Plan Ouma Rusks
|Owner||RCL Foods (2013)|
|Tagline||Baked on the original farm|
Ouma (commonly referred to as Ouma's Rusks) is a South African rusk made from a traditional buttermilk recipe. It was first introduced in the rural town of Molteno, Eastern Cape, by Elizabeth Ann Greyvenstyn in 1939. In response to an offer by the town's pastor to help fund entrepreneurial efforts of the women in his congregation. The brand currently dominates the relatively-small local rusk market, and is manufactured in the same town it was first introduced.
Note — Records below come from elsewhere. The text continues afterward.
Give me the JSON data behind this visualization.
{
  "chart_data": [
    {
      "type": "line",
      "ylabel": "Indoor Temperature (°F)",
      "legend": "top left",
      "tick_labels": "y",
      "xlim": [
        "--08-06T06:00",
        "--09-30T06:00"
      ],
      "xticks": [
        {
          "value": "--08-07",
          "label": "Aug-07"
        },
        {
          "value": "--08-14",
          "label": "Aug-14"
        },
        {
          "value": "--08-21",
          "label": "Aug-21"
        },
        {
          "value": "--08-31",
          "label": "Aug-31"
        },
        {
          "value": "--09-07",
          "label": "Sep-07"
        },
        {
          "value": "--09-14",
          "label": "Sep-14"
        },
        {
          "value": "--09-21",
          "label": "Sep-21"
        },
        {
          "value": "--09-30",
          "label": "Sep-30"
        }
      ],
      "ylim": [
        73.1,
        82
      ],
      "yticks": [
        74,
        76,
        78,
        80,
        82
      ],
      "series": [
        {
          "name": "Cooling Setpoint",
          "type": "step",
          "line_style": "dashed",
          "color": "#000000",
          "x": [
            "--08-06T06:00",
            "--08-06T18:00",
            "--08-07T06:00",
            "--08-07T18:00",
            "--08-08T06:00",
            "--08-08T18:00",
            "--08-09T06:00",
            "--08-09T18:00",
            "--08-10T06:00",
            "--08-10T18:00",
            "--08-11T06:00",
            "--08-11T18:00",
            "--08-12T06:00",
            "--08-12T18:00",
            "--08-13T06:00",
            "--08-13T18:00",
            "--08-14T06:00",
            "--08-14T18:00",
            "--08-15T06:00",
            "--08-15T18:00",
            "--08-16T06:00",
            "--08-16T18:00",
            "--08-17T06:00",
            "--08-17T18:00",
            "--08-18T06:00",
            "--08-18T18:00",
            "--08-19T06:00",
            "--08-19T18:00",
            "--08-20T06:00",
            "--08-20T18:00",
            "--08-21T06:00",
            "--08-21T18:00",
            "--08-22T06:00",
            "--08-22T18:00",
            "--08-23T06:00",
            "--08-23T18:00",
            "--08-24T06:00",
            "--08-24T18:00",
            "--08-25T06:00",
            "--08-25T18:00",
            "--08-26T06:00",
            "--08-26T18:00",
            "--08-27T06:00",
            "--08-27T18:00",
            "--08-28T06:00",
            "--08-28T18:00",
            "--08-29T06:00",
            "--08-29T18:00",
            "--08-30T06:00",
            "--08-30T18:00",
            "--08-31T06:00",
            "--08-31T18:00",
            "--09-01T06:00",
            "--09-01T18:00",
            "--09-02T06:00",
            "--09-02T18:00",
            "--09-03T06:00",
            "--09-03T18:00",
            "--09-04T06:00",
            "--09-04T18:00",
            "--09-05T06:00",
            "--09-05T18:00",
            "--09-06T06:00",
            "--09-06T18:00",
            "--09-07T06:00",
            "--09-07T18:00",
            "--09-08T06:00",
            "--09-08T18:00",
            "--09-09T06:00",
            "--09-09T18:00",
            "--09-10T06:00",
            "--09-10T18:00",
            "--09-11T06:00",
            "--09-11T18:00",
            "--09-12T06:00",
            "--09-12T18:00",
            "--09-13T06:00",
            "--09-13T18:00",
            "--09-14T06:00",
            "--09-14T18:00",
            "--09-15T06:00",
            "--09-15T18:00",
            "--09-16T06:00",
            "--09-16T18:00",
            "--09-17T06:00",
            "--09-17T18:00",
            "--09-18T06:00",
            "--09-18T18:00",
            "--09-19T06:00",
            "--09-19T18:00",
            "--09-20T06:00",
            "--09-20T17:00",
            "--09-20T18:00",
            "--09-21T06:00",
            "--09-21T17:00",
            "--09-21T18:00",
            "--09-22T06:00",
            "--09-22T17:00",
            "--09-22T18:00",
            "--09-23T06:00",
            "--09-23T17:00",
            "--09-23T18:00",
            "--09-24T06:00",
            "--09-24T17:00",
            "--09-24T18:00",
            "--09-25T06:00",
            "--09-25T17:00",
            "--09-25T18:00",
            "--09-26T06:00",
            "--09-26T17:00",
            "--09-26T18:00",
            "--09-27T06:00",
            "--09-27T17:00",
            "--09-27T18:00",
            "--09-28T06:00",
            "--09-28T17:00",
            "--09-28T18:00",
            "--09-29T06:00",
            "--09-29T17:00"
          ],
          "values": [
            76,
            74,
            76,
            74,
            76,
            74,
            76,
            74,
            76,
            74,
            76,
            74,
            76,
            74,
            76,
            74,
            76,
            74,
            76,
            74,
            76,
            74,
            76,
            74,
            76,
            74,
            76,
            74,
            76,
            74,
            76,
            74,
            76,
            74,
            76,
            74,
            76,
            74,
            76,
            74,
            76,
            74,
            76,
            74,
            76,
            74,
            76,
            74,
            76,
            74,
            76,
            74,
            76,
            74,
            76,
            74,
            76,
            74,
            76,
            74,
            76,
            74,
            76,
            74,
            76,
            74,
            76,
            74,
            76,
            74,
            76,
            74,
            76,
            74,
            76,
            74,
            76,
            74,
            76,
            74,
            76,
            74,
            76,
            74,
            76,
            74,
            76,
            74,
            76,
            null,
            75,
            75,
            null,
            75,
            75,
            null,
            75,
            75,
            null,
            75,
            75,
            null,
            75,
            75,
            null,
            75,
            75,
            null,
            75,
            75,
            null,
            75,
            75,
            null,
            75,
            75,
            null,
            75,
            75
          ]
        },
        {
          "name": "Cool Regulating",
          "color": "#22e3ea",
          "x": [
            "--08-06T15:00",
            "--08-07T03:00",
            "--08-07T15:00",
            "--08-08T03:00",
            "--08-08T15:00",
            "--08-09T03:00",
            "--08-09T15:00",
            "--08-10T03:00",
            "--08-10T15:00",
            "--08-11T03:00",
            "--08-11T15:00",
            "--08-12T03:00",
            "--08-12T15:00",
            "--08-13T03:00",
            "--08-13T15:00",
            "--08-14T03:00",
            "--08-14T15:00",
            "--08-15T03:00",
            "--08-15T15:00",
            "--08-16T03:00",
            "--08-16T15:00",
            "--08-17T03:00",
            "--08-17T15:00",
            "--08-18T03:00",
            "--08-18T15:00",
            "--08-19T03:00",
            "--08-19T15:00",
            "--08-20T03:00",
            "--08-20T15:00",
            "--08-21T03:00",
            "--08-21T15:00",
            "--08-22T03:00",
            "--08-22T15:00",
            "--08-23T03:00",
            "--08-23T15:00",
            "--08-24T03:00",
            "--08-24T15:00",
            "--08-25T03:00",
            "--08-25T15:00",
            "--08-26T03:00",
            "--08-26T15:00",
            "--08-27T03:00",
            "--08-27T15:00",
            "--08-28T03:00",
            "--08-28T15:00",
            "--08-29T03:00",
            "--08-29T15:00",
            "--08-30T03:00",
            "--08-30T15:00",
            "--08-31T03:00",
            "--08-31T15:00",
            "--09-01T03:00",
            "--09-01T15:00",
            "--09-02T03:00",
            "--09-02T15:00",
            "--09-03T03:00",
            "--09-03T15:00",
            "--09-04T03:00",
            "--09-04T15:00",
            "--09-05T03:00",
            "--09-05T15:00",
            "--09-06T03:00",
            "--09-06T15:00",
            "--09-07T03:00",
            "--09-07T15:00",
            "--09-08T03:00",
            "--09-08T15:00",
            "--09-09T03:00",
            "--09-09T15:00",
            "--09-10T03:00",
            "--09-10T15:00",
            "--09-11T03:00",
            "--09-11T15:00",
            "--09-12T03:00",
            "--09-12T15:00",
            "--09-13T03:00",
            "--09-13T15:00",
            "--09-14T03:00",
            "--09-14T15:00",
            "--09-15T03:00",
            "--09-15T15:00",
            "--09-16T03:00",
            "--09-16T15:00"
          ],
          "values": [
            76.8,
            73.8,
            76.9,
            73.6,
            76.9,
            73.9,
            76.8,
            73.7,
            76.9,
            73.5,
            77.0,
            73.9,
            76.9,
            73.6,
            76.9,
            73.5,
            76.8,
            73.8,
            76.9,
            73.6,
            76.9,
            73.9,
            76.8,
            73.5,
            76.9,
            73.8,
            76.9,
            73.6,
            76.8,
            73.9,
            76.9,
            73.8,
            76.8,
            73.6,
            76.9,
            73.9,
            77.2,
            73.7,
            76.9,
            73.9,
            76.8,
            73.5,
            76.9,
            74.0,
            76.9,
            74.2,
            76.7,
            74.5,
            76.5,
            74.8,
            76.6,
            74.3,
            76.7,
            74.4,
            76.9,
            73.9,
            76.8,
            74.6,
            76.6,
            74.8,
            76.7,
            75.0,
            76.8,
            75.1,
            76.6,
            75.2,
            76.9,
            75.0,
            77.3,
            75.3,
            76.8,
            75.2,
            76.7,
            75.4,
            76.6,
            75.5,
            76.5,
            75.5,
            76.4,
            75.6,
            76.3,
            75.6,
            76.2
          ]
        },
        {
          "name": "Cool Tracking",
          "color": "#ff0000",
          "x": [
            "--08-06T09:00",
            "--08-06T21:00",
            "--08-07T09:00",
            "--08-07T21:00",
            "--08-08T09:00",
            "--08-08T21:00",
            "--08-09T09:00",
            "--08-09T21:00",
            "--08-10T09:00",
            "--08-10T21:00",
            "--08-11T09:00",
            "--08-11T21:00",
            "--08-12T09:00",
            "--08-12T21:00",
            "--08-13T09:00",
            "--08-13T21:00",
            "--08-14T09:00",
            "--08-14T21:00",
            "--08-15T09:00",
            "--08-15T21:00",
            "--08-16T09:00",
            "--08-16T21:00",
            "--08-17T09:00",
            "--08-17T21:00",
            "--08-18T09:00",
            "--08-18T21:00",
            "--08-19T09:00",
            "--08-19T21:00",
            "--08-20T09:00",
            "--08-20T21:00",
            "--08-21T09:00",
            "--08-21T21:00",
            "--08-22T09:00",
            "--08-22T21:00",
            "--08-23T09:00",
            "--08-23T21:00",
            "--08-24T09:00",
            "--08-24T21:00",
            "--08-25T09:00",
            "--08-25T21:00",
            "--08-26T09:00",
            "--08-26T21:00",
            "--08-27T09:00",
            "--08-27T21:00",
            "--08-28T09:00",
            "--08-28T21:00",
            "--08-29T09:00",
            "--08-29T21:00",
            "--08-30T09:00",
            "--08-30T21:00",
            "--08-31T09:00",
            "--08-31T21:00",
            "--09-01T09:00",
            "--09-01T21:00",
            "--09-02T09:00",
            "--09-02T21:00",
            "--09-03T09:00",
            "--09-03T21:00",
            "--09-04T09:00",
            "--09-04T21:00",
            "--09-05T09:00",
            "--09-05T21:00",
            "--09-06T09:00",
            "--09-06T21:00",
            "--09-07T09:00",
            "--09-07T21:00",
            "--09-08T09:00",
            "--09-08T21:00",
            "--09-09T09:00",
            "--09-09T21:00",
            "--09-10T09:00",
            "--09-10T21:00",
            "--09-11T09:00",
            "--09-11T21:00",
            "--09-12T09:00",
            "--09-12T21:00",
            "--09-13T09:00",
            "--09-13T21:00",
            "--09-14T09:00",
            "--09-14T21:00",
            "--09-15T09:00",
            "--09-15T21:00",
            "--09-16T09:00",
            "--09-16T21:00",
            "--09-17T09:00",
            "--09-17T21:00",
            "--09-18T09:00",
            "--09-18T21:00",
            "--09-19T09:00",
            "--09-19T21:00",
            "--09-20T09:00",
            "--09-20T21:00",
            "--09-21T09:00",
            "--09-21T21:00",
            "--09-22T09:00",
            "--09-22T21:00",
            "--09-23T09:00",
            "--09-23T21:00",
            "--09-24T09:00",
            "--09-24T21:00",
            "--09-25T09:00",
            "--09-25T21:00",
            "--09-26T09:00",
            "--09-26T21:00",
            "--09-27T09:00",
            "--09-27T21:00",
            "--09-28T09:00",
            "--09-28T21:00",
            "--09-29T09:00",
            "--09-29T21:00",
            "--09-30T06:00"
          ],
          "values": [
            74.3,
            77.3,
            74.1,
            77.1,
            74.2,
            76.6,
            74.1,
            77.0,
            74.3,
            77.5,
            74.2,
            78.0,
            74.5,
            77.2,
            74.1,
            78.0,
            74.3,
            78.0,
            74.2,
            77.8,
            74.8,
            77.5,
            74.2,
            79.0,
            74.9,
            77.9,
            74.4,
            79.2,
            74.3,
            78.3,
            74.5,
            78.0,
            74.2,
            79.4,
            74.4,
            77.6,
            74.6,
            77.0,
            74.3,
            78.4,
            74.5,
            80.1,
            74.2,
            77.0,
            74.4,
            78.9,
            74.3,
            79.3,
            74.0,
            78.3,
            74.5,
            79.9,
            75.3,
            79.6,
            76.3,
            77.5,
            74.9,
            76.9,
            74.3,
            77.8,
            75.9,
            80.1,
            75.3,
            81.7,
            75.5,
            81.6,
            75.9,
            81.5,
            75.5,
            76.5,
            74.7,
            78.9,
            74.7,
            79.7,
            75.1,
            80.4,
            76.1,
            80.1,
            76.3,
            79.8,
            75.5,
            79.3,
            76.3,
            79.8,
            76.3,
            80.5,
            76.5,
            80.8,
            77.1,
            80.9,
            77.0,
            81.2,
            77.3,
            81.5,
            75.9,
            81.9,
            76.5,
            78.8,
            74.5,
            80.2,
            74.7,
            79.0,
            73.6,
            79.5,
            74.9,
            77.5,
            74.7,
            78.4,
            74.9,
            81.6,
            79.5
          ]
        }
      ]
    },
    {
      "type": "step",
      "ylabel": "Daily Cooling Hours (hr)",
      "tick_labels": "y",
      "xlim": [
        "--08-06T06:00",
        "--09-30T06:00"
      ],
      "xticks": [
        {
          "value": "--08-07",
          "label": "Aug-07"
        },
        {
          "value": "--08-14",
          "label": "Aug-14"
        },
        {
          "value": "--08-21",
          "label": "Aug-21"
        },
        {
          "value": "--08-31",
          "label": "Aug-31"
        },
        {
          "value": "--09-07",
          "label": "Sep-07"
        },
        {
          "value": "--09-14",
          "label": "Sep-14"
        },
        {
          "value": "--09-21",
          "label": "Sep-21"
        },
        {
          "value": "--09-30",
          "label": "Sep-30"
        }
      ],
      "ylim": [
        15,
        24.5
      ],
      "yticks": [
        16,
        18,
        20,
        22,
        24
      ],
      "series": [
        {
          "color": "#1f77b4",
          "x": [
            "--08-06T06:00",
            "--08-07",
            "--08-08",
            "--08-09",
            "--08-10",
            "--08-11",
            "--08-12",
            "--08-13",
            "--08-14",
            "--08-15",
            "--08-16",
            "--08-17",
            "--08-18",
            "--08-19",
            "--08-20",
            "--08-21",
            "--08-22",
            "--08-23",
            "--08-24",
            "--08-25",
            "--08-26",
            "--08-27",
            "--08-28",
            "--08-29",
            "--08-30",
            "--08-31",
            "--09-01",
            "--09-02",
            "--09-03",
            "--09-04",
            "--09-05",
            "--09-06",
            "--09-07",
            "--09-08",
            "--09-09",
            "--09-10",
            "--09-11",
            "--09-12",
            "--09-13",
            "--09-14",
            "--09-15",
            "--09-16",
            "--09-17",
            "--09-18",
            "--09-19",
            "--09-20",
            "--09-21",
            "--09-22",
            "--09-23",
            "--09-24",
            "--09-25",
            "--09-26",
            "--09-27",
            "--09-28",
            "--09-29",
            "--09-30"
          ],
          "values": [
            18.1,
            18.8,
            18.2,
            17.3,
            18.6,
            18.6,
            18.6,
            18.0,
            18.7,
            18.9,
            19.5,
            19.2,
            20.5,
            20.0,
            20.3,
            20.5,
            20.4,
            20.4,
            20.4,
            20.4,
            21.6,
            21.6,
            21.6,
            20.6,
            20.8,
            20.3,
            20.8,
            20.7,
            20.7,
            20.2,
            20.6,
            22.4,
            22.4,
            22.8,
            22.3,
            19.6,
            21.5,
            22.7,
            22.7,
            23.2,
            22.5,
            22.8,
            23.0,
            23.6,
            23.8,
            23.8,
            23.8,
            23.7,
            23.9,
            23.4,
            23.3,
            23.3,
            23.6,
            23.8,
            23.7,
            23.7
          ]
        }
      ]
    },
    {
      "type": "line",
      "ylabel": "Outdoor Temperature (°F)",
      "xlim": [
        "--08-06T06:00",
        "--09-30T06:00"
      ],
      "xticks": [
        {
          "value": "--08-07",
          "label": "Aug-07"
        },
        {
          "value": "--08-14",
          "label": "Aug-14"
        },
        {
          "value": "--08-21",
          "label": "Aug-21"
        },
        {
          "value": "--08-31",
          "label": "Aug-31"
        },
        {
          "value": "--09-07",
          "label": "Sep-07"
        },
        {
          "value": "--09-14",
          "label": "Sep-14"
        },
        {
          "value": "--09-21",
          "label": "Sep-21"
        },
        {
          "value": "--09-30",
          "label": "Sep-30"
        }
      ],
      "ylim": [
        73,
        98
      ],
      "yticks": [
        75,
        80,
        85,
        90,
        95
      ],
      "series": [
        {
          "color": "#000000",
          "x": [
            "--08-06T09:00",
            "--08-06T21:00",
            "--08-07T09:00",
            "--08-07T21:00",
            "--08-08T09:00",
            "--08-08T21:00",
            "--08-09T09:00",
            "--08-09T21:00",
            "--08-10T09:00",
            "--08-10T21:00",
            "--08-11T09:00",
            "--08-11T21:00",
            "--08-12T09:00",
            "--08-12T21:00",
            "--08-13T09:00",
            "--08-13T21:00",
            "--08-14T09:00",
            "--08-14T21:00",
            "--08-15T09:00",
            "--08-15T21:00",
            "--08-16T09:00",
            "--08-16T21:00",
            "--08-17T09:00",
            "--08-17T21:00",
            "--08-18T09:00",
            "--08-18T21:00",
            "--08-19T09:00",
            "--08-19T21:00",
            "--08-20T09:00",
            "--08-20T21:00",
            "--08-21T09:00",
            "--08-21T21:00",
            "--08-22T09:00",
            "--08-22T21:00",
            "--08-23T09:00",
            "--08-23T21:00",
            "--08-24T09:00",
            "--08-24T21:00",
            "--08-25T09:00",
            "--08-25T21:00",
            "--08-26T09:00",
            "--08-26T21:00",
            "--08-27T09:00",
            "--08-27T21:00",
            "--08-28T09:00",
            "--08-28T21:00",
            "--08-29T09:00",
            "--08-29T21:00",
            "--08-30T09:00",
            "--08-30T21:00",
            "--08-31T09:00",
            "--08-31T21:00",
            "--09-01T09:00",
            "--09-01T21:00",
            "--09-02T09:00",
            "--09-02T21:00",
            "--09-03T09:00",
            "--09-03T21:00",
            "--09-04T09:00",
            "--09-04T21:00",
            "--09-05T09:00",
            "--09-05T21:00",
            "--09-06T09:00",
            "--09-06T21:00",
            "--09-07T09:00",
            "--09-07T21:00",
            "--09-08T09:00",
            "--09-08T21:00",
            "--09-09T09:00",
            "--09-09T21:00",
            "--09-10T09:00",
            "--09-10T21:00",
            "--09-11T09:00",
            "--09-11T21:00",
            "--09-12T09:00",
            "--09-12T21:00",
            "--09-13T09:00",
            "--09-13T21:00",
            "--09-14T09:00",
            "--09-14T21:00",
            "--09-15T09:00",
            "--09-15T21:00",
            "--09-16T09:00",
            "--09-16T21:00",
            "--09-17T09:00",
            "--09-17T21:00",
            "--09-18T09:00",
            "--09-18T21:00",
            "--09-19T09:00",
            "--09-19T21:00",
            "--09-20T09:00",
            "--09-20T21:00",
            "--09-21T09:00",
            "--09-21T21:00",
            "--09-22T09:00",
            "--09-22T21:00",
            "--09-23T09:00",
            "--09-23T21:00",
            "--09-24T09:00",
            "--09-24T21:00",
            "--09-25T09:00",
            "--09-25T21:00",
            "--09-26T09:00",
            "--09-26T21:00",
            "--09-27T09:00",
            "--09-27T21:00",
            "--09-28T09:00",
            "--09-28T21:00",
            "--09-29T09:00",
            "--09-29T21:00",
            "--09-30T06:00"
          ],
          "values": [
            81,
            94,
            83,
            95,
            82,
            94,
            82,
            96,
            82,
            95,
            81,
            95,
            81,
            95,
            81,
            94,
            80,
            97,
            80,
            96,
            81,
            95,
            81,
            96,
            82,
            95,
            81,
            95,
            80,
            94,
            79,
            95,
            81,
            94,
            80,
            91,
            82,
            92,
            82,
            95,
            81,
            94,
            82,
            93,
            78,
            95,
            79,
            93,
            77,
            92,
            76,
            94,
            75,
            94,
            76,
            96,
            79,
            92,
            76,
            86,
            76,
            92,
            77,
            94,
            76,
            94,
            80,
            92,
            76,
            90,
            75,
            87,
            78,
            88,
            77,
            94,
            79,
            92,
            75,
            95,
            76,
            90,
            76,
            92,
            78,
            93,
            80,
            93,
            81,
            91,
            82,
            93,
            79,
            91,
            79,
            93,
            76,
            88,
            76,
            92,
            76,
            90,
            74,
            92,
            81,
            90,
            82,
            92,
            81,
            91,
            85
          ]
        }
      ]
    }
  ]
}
In an effort to reduce the negative impact of the Great Depression, the town's pastor offered each female member of his congregation money to start local businesses and increase their family income. They each received a half-crown, which is equivalent to two shillings and sixpence (roughly worth £30 or R520 in 2016).
They were first sold under the brand name "Outspan Rusks" but was changed soon after to 'Ouma' (Afrikaans for grandmother). Elizabeth's grandson, Leon Greyvensteyn, was involved in the establishment and management of the company went on to found the Simba Chip company in 1956.
In 1941 the newly created governmental Industrial development Corporation (South Africa) gave its first start-up loan to Ouma Rusks for £1,500. Ouma became part of Fedfood in the 1970s, and since 1992 has been owned by Foodcorp (South Africa). As of 2012 Foodcorp still maintains an Ouma Rusks factory in the town of Molteno employing 250 people.
Though based in South Africa, Ouma Rusks are consumed internationally due to the diaspora.